5651 sayılı İnternet Ortamında Yapılan Yayınların Düzenlenmesi ve Bu Yayınlar Yoluyla İşlenen Suçlarla Mücadele Edilmesi Hakkında Kanun, yeterli olmasa da internet ortamında yapılan yayınlarla ilgili genel kuralları, tanımlamaları, internet hizmetlerini sağlayanların kimler olduğunu, sorumluları ve sorumluluklarını, bazı suçların önlenmesi ve tespiti ile hukuka aykırılıkların giderilmesi konusunda hükümler öngörmüştür.

Kanunun 8. maddesinde, internet ortamında yapılan ve içeriği bu maddede sayılan suçları oluşturduğu hususunda yeterli şüphe bulunan yayınlarla ilgili olarak erişimin engellenmesine karar verileceği ifade edilmiştir.
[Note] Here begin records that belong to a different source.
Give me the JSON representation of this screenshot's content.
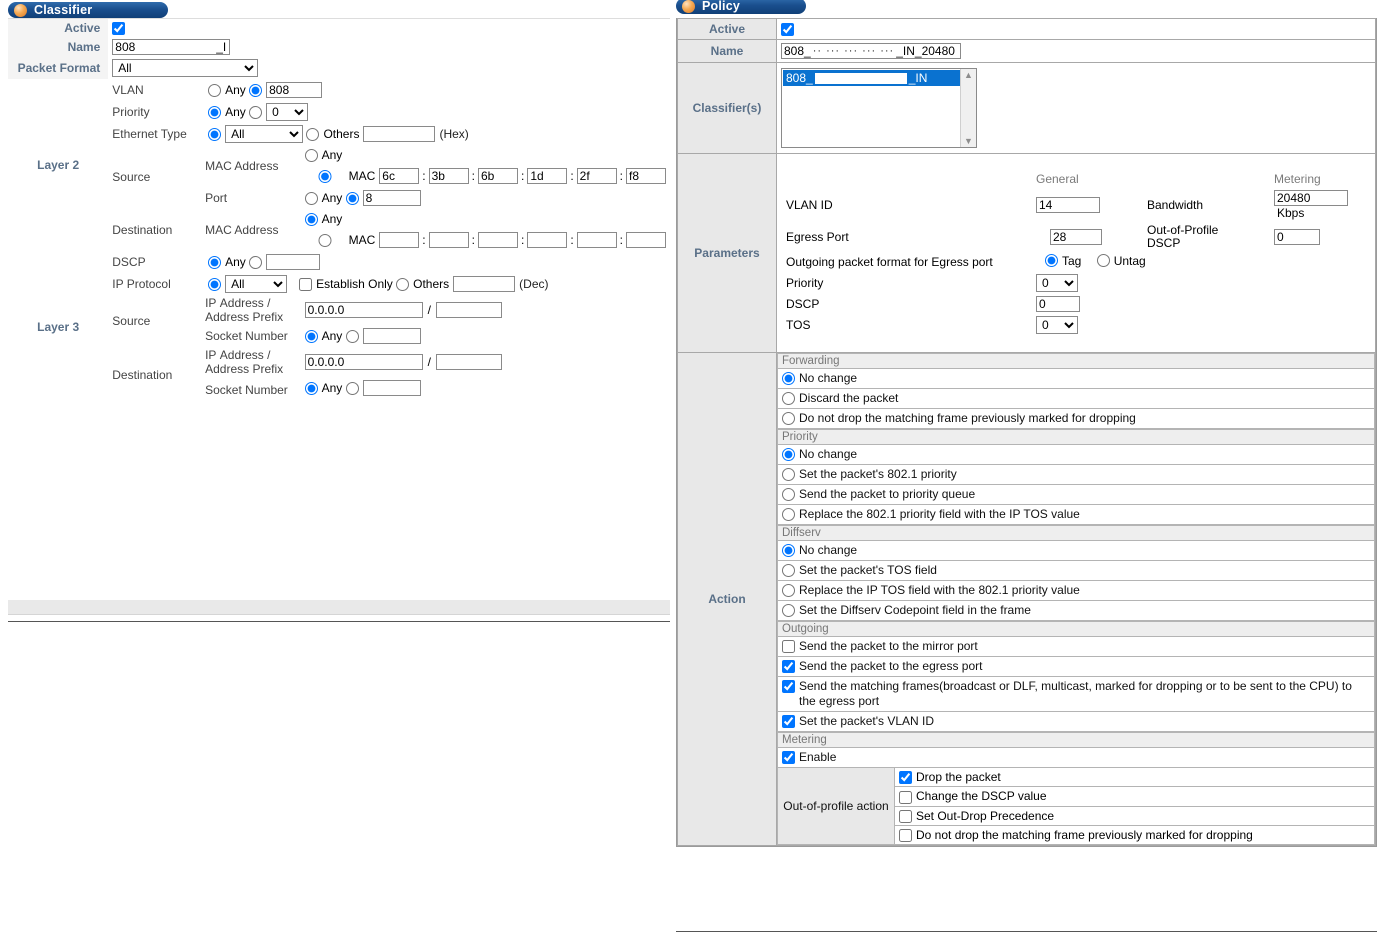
{
  "classifier": {
    "panel_title": "Classifier",
    "labels": {
      "active": "Active",
      "name": "Name",
      "packet_format": "Packet Format",
      "layer2": "Layer 2",
      "layer3": "Layer 3",
      "vlan": "VLAN",
      "priority": "Priority",
      "ethernet_type": "Ethernet Type",
      "source": "Source",
      "destination": "Destination",
      "mac_address": "MAC Address",
      "port": "Port",
      "dscp": "DSCP",
      "ip_protocol": "IP Protocol",
      "ip_address_prefix": "IP Address / Address Prefix",
      "socket_number": "Socket Number",
      "any": "Any",
      "mac": "MAC",
      "others": "Others",
      "hex_note": "(Hex)",
      "dec_note": "(Dec)",
      "establish_only": "Establish Only",
      "slash": "/"
    },
    "values": {
      "active_checked": true,
      "name": "808",
      "name_suffix": "_I",
      "packet_format": "All",
      "vlan_any_selected": false,
      "vlan_value": "808",
      "priority_any_selected": true,
      "priority_value": "0",
      "ethernet_type_list_selected": true,
      "ethernet_type": "All",
      "ethernet_type_others": "",
      "src_mac_any_selected": false,
      "src_mac": [
        "6c",
        "3b",
        "6b",
        "1d",
        "2f",
        "f8"
      ],
      "src_port_any_selected": false,
      "src_port": "8",
      "dst_mac_any_selected": true,
      "dst_mac": [
        "",
        "",
        "",
        "",
        "",
        ""
      ],
      "dscp_any_selected": true,
      "dscp_value": "",
      "ip_protocol_list_selected": true,
      "ip_protocol": "All",
      "ip_protocol_others": "",
      "establish_only_checked": false,
      "src_ip": "0.0.0.0",
      "src_prefix": "",
      "src_socket_any_selected": true,
      "src_socket": "",
      "dst_ip": "0.0.0.0",
      "dst_prefix": "",
      "dst_socket_any_selected": true,
      "dst_socket": ""
    }
  },
  "policy": {
    "panel_title": "Policy",
    "labels": {
      "active": "Active",
      "name": "Name",
      "classifiers": "Classifier(s)",
      "parameters": "Parameters",
      "action": "Action"
    },
    "values": {
      "active_checked": true,
      "name_prefix": "808_",
      "name_redacted": "·· ··· ··· ··· ···",
      "name_suffix": "_IN_20480"
    },
    "classifier_list": {
      "items": [
        {
          "prefix": "808_",
          "redacted": true,
          "suffix": "_IN",
          "selected": true
        }
      ]
    },
    "parameters": {
      "general_header": "General",
      "metering_header": "Metering",
      "rows": {
        "vlan_id_label": "VLAN ID",
        "vlan_id": "14",
        "egress_port_label": "Egress Port",
        "egress_port": "28",
        "outgoing_format_label": "Outgoing packet format for Egress port",
        "outgoing_format_tag": "Tag",
        "outgoing_format_untag": "Untag",
        "outgoing_format_selected": "Tag",
        "priority_label": "Priority",
        "priority": "0",
        "dscp_label": "DSCP",
        "dscp": "0",
        "tos_label": "TOS",
        "tos": "0",
        "bandwidth_label": "Bandwidth",
        "bandwidth": "20480",
        "bandwidth_unit": "Kbps",
        "oop_dscp_label": "Out-of-Profile DSCP",
        "oop_dscp": "0"
      }
    },
    "action": {
      "sections": [
        {
          "title": "Forwarding",
          "type": "radio",
          "items": [
            {
              "label": "No change",
              "checked": true
            },
            {
              "label": "Discard the packet",
              "checked": false
            },
            {
              "label": "Do not drop the matching frame previously marked for dropping",
              "checked": false
            }
          ]
        },
        {
          "title": "Priority",
          "type": "radio",
          "items": [
            {
              "label": "No change",
              "checked": true
            },
            {
              "label": "Set the packet's 802.1 priority",
              "checked": false
            },
            {
              "label": "Send the packet to priority queue",
              "checked": false
            },
            {
              "label": "Replace the 802.1 priority field with the IP TOS value",
              "checked": false
            }
          ]
        },
        {
          "title": "Diffserv",
          "type": "radio",
          "items": [
            {
              "label": "No change",
              "checked": true
            },
            {
              "label": "Set the packet's TOS field",
              "checked": false
            },
            {
              "label": "Replace the IP TOS field with the 802.1 priority value",
              "checked": false
            },
            {
              "label": "Set the Diffserv Codepoint field in the frame",
              "checked": false
            }
          ]
        },
        {
          "title": "Outgoing",
          "type": "checkbox",
          "items": [
            {
              "label": "Send the packet to the mirror port",
              "checked": false
            },
            {
              "label": "Send the packet to the egress port",
              "checked": true
            },
            {
              "label": "Send the matching frames(broadcast or DLF, multicast, marked for dropping or to be sent to the CPU) to the egress port",
              "checked": true
            },
            {
              "label": "Set the packet's VLAN ID",
              "checked": true
            }
          ]
        },
        {
          "title": "Metering",
          "type": "checkbox",
          "items": [
            {
              "label": "Enable",
              "checked": true
            }
          ]
        }
      ],
      "out_of_profile": {
        "label": "Out-of-profile action",
        "items": [
          {
            "label": "Drop the packet",
            "checked": true
          },
          {
            "label": "Change the DSCP value",
            "checked": false
          },
          {
            "label": "Set Out-Drop Precedence",
            "checked": false
          },
          {
            "label": "Do not drop the matching frame previously marked for dropping",
            "checked": false
          }
        ]
      }
    }
  },
  "colors": {
    "title_bar": "#1a4f8e",
    "selection": "#0a72d0",
    "label_text": "#5a7088",
    "panel_bg": "#f4f4f4"
  }
}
Bu suçlar; intihara yönlendirme, cinsel istismar, uyuşturucu veya uyarıcı madde kullanılmasını kolaylaştırma, sağlık için tehlikeli madde temini, müstehcenlik, fuhuş, kumar oynanması için yer ve imkan sağlama suçları ile Atatürk aleyhine işlenen suçlar olarak tanımlanmıştır. 
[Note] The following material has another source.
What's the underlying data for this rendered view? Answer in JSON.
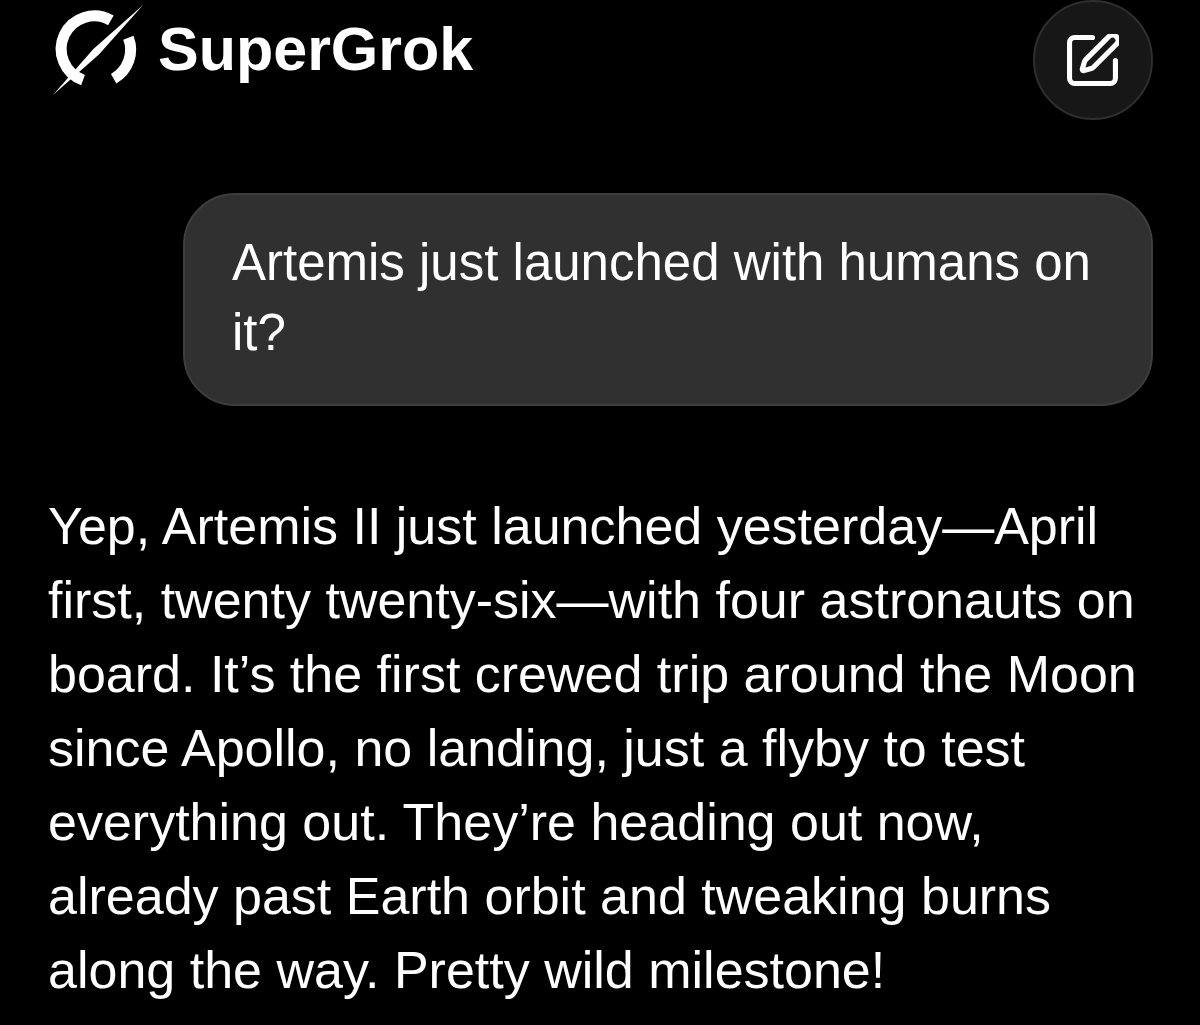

5846 sayılı Fikir ve Sanat Eserleri Kanunu’nun Ek 4. maddesinde, internet ortamında gerçekleşen fikri mülkiyet ihlalleri için özel bir erişim engelleme usulü getirmiştir. 7258 sayılı Futbol ve Diğer Spor Müsabakalarında Bahis ve Şans Oyunları Düzenlenmesi Hakkında Kanun’un 5. maddesine yapılan ekte, bu maddede tanımlanan suçlara ilişkin olarak da 5651 sayılı kanunun erişim engellenmesine ilişkin hükümlerinin uygulanacağı hüküm altına alınmıştır. 6111 sayılı Kanunun 175. maddesi gereğince, alkollü içkinin internet üzerinden satışının önüne geçilmesi amacıyla bu satışı gerçekleştiren internet sitesine erişimin engellenmesine karar verilmesi mümkün kılınmıştır.

Ayrıca, 633 sayılı Diyanet İşleri Başkanlığı’nın Kuruluş ve Görevleri Hakkında Kanun’un 6. maddesinin 5 ve 6. fıkralarına göre, “ (5) Hatalı ve noksan olarak basıldığı veya yayımlandığı Kurul tarafından tespit edilen mushaf ve cüzler ile sesli ve görüntülü Kur’an-ı Kerim yayınları, Başkanlığın müracaatı üzerine, yayımın yapıldığı yer sulh hukuk mahkemesi kararı ile toplatılır ve imha edilir.

(6) Beşinci fıkra kapsamına giren yayının internet ortamında yapılması halinde, Başkanlığın müracaatı üzerine, sulh hukuk mahkemesi bu yayınla ilgili olarak erişimin engellenmesi kararı verir. Bu kararın bir örneği gereği yapılmak üzere Telekomünikasyon İletişim Başkanlığına gönderilir”.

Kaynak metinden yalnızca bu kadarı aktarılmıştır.